Лёлька надела бежевое пальто и повязала на шею оранжевое кашне. Теперь нужно быстро проскочить мимо мамы, чтоб та не заставила надевать теплый платок.
Они шли прямо по середине улицы, потому что весь тротуар заставлен танками. Лёлька была страшно горда, что идет рядом с Мишей и что на них смотрит столько его товарищей.
Около машин горели костры. Перед одним стояло черное кожаное кресло, и в нем восседал лейтенант Саня, в пробковом шлеме и кожанке. Саня что-то крикнул и помахал рукой, а ребята у костра засмеялись. И Миша тоже заулыбался.
Танки — большие, железные, и, наверное, Мише в них холодно. Земля совсем мерзлая и звенит под шагами, как каменная. Небо на западе над платформой начинает пламенеть, словно там где-то полыхает большой пожар. И клубы паровозного дыма летят, окрашенные его красным отблеском. На платформе грузится санитарный поезд. А танки стоят и ждут. Лёльке хочется, чтобы им пришлось ожидать подольше… И чтобы эта дорога с Мишей была бесконечной.
Ерофеева живет на улице Кривой, за церковью. Всю осень она выпекает хлебы для соседней воинской части, и дрожжи у нее должны быть обязательно.
На улице Кривой с бабушкой случилось однажды такое происшествие.
Бабушка шла из церкви, и ее остановили два автоматчика.
— Стой, мамаша, — сказали они. — Что это у тебя?
— Где? — сначала не поняла бабушка.
Оказывается, они имели в виду пришитый на пальто эмигрантский номер. Такие номера в виде трехцветного щитка обязан был носить в общественном месте каждый российский эмигрант, чтобы его, не дай бог, не спутали с германской и прочими уважаемыми нациями.

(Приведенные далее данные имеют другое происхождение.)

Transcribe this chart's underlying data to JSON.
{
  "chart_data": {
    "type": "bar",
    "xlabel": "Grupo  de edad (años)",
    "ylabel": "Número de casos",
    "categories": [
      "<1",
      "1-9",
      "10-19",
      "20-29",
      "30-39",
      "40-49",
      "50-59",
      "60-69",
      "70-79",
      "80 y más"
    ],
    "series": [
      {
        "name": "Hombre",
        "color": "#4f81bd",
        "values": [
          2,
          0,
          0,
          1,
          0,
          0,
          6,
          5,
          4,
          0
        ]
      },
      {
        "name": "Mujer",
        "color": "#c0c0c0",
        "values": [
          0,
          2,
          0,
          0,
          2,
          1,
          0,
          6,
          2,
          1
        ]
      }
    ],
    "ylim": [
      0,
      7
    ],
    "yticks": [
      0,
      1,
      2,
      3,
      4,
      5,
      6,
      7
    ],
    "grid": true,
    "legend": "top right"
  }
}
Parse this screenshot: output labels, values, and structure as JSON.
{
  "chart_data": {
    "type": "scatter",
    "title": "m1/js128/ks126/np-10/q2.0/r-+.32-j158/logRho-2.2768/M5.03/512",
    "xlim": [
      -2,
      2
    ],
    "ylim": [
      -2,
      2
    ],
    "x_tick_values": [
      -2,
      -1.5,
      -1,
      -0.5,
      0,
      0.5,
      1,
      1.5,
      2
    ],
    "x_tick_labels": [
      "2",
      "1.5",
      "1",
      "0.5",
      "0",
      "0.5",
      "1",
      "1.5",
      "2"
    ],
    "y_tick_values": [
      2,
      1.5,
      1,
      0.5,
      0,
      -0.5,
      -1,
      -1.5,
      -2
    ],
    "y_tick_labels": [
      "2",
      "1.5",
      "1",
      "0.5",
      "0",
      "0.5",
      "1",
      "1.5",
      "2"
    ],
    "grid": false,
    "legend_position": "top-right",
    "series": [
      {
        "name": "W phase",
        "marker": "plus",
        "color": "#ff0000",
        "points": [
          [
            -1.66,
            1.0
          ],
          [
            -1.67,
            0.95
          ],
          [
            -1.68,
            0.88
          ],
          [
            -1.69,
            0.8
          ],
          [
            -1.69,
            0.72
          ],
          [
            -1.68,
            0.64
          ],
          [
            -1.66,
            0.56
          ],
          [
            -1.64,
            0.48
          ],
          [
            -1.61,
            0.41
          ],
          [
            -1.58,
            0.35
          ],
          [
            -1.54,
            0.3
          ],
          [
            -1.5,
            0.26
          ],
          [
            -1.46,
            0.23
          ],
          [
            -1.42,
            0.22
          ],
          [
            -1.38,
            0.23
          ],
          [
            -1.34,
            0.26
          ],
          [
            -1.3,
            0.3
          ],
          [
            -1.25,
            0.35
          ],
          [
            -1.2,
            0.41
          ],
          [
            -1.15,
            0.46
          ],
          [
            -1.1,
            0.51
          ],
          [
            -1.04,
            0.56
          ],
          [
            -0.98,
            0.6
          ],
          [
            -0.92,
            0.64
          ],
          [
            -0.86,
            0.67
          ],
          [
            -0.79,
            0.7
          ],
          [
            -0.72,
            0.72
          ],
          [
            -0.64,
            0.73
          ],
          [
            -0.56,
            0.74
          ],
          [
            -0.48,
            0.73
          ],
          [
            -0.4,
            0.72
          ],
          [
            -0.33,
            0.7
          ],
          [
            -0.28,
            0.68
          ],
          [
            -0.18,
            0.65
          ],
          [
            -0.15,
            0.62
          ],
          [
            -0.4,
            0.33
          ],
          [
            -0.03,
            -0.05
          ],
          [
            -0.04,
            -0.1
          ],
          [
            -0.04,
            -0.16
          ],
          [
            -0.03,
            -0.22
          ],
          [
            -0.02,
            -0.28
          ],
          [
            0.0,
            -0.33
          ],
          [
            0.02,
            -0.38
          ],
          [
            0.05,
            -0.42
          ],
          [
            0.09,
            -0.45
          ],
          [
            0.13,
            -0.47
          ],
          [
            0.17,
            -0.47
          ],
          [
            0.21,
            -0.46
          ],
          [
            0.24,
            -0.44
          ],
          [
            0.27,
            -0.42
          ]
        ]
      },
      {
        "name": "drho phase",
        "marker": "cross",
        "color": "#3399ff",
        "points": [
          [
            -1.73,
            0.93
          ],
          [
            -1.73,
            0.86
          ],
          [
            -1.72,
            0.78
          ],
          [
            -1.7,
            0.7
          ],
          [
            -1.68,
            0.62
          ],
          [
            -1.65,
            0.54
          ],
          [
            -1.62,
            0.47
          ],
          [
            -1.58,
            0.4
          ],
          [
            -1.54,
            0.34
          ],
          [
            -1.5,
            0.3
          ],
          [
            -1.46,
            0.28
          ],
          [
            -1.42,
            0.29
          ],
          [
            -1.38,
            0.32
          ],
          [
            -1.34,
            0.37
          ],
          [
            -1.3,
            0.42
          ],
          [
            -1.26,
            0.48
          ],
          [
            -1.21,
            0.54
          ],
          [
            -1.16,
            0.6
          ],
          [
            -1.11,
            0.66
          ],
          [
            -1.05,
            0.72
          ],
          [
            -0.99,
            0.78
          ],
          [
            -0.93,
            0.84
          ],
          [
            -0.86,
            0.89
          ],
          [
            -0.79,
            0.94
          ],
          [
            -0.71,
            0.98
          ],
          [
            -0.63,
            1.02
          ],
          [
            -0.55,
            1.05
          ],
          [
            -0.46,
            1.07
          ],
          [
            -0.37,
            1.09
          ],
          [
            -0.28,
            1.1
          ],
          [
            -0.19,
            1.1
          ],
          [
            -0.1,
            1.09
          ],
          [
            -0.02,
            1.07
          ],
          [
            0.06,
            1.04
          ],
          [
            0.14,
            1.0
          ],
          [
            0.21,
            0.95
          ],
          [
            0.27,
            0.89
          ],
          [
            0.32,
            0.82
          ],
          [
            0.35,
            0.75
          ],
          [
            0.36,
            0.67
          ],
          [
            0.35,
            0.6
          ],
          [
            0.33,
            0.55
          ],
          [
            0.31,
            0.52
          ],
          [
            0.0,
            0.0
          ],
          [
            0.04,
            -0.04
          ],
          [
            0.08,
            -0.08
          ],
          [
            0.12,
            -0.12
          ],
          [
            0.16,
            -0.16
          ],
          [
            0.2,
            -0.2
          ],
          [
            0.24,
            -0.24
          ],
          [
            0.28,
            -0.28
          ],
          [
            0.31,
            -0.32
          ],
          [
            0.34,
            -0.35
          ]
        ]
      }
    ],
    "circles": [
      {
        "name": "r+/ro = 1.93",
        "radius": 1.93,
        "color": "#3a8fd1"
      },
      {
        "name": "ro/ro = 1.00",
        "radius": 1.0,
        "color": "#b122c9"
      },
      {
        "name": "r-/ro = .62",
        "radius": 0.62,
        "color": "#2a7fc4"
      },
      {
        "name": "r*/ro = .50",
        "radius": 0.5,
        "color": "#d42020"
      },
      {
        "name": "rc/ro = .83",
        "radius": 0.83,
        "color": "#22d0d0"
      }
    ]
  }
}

— А, это! — наконец поняла бабушка. — Это на нас японцы навесили, чтобы издали было видно, кого бить можно!
— Снимите, мамаша. Прошло то время — японского империализма, — сказал автоматчик.
— Хорошо, — сказала бабушка. — Приду домой и отрежу. Он крепко пришит.
Автоматчики поверили бабушке на слово и отпустили ее с миром. Дома бабушка отпарывала номерок ножницами и охала: как это она его просмотрела?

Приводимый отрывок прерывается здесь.